The annual Forum of the SADC Ruling Parties, organized by the Central Party School of FRELIMO and the Friedrich Ebert Foundation Maputo Office, looked this year at the economic and social underpinnings of increasing public protests in Southern Africa. Party representatives from Angola, Botswana, Madagascar, Mozambique, Namibia, South Africa, Tanzania, Zambia and Zimbabwe shared their experiences and analysis of the current challenges and discussed with academics and activists possible solutions to restore the trust in parties and political institutions throughout the region.
The impressive growth figures between 1995 and 2015, much hyped as “Africa rising”, did not lead to significant development in Southern Africa. The analysis showed that poverty, unemployment and inequality in Southern African countries rather worsened or at best remained the same. Public protests often represent expressions of collective grievances over unmet expectations of citizens with public services delivery. They also voice the growing demand of citizens to actively shape their social and political environments, to fight for dignity, social justice and a decent income.

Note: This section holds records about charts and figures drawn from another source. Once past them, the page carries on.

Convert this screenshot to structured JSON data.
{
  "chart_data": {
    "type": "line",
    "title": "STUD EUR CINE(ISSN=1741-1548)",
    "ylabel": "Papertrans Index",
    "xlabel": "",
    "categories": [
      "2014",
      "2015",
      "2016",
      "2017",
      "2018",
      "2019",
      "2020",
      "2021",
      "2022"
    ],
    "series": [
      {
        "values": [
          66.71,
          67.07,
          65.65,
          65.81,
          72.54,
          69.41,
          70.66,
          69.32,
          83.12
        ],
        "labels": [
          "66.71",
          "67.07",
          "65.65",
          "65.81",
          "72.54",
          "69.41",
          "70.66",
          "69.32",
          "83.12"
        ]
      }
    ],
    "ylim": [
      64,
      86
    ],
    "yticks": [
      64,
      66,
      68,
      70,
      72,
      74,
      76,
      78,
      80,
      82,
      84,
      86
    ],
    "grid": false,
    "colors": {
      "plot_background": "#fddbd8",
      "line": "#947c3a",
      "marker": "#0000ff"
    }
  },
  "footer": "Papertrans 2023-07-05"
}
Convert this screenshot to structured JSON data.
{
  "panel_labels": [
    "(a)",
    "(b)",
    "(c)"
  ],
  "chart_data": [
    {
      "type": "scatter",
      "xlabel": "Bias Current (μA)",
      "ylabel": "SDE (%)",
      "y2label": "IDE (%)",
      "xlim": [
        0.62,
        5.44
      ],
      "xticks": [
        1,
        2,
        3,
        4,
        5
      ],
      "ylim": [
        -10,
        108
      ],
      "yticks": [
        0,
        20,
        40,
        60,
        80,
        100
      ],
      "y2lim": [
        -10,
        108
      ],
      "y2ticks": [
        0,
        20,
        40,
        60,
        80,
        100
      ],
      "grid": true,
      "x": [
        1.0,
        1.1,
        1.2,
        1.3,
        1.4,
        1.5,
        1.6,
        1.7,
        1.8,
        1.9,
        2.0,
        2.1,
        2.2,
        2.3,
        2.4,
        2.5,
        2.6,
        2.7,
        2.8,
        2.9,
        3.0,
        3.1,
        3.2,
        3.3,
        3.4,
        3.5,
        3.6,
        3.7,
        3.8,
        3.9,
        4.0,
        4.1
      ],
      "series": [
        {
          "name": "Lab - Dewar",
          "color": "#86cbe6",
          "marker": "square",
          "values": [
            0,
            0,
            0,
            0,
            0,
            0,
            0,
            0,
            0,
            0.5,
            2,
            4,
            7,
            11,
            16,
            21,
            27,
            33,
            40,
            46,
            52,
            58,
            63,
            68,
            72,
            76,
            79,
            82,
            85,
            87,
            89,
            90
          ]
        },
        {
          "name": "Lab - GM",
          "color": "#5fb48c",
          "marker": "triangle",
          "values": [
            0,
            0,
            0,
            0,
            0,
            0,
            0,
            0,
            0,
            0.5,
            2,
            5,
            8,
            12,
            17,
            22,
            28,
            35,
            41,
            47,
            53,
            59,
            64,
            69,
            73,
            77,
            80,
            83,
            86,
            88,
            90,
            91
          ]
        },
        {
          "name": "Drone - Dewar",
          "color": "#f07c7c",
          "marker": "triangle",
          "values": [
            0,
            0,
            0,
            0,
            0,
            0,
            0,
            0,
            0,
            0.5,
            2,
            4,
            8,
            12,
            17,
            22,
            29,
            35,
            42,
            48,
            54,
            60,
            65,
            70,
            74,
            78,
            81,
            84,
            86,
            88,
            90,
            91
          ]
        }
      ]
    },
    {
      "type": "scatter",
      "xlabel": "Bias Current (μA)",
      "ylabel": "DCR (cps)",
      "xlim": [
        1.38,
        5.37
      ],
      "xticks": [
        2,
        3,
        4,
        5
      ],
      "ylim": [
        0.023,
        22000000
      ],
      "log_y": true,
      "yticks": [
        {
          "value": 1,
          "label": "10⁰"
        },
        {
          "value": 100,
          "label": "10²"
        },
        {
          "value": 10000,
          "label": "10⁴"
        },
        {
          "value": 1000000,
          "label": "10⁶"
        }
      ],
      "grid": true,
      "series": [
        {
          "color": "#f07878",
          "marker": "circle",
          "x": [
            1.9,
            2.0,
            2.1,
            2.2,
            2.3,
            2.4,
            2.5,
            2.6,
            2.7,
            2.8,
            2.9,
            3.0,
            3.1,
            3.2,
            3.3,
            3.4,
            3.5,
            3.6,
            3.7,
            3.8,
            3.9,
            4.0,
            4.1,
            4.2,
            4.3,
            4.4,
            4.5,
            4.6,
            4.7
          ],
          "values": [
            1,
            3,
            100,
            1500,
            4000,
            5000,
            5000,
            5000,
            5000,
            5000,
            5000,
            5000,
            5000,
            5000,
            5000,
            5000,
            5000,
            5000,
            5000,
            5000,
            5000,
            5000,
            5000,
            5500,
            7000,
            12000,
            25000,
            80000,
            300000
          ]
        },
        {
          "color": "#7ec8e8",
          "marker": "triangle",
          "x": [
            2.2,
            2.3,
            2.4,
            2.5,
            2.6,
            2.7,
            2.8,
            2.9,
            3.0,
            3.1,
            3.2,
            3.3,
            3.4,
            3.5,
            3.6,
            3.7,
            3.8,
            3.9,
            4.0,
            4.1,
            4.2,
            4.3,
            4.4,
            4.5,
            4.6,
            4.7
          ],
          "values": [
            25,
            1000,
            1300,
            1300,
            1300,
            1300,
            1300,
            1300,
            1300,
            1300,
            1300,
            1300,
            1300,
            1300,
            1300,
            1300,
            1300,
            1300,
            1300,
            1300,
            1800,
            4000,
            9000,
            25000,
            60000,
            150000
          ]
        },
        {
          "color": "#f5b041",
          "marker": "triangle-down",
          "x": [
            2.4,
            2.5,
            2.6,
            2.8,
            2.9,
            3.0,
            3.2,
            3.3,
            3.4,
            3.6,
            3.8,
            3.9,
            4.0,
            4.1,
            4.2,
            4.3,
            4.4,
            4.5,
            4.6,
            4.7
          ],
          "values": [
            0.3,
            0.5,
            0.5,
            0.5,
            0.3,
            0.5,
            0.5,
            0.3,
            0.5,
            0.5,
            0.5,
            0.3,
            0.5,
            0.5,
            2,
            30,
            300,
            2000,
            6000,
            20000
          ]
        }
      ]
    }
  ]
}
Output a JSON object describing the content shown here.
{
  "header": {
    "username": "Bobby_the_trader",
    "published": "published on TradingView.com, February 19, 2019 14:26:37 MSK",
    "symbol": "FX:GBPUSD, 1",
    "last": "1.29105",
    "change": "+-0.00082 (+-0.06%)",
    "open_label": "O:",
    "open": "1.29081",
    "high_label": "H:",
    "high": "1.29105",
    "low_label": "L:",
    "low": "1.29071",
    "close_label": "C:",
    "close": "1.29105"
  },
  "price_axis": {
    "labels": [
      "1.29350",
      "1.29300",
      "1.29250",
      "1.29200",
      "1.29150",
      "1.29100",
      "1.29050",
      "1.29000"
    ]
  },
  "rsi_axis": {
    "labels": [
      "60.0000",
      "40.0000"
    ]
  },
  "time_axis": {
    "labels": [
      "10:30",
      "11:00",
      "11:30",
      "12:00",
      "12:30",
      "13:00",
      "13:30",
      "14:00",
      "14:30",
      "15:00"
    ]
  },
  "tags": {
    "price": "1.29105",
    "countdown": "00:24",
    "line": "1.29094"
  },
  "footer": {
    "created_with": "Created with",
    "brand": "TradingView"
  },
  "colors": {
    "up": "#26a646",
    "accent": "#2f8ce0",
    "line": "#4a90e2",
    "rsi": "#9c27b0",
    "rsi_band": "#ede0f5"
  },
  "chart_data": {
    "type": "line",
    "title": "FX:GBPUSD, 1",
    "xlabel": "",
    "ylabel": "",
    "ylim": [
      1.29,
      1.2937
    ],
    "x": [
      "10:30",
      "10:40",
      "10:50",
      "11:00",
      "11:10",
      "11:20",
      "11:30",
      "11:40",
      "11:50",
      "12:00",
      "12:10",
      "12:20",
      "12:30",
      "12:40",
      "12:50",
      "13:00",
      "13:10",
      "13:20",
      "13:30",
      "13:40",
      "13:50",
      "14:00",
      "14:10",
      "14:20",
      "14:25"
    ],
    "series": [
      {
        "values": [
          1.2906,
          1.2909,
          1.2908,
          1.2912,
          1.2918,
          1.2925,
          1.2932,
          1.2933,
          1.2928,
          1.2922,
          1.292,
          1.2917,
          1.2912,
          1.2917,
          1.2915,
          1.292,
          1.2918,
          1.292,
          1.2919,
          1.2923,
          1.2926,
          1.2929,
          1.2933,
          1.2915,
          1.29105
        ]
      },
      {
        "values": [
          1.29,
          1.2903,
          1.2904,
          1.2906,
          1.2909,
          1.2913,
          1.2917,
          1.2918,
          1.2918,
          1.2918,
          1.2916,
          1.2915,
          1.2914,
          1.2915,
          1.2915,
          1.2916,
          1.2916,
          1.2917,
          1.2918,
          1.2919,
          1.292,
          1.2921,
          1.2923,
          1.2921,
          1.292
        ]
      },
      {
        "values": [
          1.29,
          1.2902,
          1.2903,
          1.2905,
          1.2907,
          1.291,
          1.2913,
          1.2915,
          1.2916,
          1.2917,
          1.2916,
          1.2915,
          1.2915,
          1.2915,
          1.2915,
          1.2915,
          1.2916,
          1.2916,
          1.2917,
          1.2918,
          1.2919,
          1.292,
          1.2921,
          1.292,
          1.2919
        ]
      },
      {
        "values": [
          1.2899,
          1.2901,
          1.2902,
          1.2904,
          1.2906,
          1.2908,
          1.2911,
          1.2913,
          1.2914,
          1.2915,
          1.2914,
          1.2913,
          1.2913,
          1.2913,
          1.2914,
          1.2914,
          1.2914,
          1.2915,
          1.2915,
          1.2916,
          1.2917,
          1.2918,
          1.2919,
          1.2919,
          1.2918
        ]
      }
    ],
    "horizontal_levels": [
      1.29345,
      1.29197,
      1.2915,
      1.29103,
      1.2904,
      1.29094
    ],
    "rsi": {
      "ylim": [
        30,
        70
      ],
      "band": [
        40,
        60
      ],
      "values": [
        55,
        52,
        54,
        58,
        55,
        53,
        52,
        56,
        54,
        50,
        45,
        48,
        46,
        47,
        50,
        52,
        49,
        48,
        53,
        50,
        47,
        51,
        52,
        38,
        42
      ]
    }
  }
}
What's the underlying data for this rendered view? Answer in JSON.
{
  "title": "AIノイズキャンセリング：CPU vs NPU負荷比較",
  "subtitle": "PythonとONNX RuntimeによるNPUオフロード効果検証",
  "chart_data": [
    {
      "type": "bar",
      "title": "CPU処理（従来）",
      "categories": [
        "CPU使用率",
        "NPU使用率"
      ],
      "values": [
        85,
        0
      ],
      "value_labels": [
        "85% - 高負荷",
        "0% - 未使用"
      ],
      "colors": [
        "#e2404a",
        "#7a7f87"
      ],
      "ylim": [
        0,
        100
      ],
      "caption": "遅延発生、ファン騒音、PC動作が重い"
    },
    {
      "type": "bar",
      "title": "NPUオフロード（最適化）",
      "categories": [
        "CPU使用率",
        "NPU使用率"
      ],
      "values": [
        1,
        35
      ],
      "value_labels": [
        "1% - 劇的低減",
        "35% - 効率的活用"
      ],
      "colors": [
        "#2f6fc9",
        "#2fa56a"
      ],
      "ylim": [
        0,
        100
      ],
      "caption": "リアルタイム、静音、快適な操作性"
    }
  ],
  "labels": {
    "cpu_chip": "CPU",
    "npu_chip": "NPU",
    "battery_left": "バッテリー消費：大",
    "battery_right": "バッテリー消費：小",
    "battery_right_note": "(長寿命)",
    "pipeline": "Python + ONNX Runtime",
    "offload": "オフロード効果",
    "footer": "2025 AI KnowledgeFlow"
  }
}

A broader public dialogue, less centralized decision-making processes and intergenerational renewal inside political parties have been identified as important challenges to better respond to the citizens` real concerns and regain the voters` trust. The open and frank dialogue with academics and activists during the Forum has been seen as a great value by the political representatives. As one participant resumed: “Only if we get mirrored where things don`t work, we can change and come up with better and more inclusive solutions for a people centred development.”